Even before the pandemic we had seen a steady rise in many areas of life moving online including: business, healthcare and education amongst many others. The reality is that using the internet as a medium makes many processes more efficient and allows access to many more people. In developing countries, children in rural areas often have to travel a few hours a day on foot to just get to school – now think of the benefit that an internet connection and laptop could do for these communities.
While there are many benefits to having physical classes such as aiding social development through communicating with peers and being able to keep an eye on students, during this time this isn’t the best idea. The current purpose of online classes is to offer the basic necessity of education to students, whereas it would usually be an option for those who are unable to attend a physical class for whatever reason. Educational institutions are investing in improving or creating their own meeting management software to give their students the best learning environment given the current situation. This investment itself shows their commitment to a future of e-learning.
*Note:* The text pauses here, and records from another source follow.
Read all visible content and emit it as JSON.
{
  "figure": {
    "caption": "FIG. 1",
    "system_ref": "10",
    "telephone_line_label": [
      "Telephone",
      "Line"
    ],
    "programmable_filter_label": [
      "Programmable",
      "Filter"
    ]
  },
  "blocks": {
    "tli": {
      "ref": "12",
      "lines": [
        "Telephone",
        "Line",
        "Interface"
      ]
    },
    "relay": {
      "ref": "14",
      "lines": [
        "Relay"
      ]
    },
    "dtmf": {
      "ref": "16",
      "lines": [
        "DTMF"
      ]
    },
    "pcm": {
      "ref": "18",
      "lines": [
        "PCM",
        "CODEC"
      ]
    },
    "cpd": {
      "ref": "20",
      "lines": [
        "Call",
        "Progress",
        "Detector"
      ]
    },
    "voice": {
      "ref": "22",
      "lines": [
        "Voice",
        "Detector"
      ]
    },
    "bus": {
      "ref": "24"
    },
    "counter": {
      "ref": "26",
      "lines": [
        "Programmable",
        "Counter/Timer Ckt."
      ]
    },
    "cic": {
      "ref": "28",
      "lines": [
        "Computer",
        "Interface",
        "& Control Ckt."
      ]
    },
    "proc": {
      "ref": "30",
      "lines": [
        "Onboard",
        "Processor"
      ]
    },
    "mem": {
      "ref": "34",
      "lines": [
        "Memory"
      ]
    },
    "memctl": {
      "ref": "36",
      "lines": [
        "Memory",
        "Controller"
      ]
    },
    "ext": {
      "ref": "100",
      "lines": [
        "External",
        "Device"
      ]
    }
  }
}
Physical schools will certainly not be going away anytime soon but the world is certainly transitioning to e-learning, even in more developing countries. Looking at it from a monetary perspective, on the whole, online education is actually cheaper and more accessible than face-to-face classes, albeit with the downsides mentioned previously. For both sides – the schools and the students – costs will be much lower as there would be less overheads for schools, and no commutes needed for students, also saving time.
Aside from formal education, the online course industry is booming. Although it has been steadily rising over the past few years, the pandemic really saw demand rocket. With professionally made courses for almost everything from coding, to dropshipping and even carpentry, we can see people are looking to increase the diversity of their skills, making them more employable. This comes at a tough time in the job market and for businesses in general.
So as you can see, the signs are overwhelming that the future is heading more towards online learning and the pandemic has only sped up the process.